- Born: 13 May 1935 Eupen, Belgium
- Died: 19 November 2018 (aged 83) Eupen, Belgium
- Occupation: Politician

= Alfred Evers =

Belgian politician (1935–2018)

Alfred Evers (13 May 1935 – 19 November 2018) was a Belgian politician and a member of the Partei für Freiheit und Fortschritt.

==Biography==
Evers began his political career in 1974 when he was elected to the Chamber of Deputies after an unpopular nomination from the opposition Liberal Party gave him a favorable outcome. In office, he represented the interests of minority East Germans and led to the creation of the German-speaking community. He served on the Parliament of Wallonia and was chair of the German-speaking committee from 1999 to 2004.

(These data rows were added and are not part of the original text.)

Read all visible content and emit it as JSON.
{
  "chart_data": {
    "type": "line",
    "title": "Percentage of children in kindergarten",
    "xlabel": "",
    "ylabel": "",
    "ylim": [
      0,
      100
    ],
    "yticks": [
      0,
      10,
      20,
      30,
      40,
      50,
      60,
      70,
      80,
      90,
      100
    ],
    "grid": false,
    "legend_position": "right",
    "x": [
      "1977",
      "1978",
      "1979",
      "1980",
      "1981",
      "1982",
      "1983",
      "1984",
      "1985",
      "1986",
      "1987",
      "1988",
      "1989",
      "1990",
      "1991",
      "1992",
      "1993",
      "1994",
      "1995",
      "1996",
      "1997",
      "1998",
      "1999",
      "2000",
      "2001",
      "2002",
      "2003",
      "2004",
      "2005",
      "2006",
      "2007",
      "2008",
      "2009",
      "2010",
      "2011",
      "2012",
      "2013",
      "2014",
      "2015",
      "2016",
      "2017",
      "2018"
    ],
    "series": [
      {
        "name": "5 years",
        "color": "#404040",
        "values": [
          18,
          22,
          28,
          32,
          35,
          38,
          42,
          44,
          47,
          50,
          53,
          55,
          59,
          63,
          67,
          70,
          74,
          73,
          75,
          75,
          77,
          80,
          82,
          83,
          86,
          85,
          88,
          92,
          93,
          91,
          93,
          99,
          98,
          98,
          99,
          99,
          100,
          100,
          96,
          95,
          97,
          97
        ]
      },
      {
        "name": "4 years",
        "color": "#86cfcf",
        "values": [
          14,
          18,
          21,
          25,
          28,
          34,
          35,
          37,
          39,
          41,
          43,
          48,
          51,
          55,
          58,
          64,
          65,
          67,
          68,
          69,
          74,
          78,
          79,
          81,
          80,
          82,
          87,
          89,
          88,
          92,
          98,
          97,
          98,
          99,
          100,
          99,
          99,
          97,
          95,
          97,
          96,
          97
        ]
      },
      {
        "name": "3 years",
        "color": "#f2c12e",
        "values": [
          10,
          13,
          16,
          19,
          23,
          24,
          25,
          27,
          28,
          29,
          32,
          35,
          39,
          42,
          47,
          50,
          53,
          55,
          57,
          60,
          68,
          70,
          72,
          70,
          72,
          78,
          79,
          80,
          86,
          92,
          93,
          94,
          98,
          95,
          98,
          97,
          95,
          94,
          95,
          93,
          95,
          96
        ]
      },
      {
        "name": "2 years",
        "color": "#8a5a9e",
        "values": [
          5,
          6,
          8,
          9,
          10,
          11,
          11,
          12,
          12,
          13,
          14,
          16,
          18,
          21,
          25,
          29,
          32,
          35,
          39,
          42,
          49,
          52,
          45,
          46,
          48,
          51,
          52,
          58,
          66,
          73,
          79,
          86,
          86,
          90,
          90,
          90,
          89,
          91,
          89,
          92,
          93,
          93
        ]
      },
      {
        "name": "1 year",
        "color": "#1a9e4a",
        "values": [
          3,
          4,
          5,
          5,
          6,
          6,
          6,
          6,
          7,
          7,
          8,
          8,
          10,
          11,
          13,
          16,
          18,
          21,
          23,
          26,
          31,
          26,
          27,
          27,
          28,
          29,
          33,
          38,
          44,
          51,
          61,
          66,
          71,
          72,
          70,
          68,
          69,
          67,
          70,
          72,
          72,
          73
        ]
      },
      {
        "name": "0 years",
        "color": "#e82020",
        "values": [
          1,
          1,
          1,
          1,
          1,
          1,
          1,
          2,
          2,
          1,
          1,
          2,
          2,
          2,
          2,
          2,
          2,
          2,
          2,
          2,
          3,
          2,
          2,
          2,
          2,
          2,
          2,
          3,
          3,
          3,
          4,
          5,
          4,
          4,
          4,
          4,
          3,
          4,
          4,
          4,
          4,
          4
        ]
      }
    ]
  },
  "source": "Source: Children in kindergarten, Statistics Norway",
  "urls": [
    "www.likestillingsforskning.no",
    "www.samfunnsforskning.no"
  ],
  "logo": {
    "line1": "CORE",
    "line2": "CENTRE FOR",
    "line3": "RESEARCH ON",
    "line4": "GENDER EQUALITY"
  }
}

Evers was elected mayor of Eupen in 1977 and served until 2001 when he was eventually defeated by Elmar Keutgen. After this defeat, he withdrew from local politics.

Evers made a comeback into politics in 2012 when Karl-Heinz Klinkenberg was elected mayor of Eupen, and appointed him to the city council. However, Evers would resign a year later, citing health concerns. This would officially end his political career.

Outside of politics, Evers served as chair of the French Federation of Road Haulers, along with many other organizations in the transport and logistics sectors. He was president of a holding company for many Belgian communities, which was a large shareholder of Dexia Bank during their financial crisis.

In the field of transport, he was General Manager of the Ghemar Transport Company and President of the FEBETRA (Belgian Royal Federation of Carriers and Logistics Service Providers).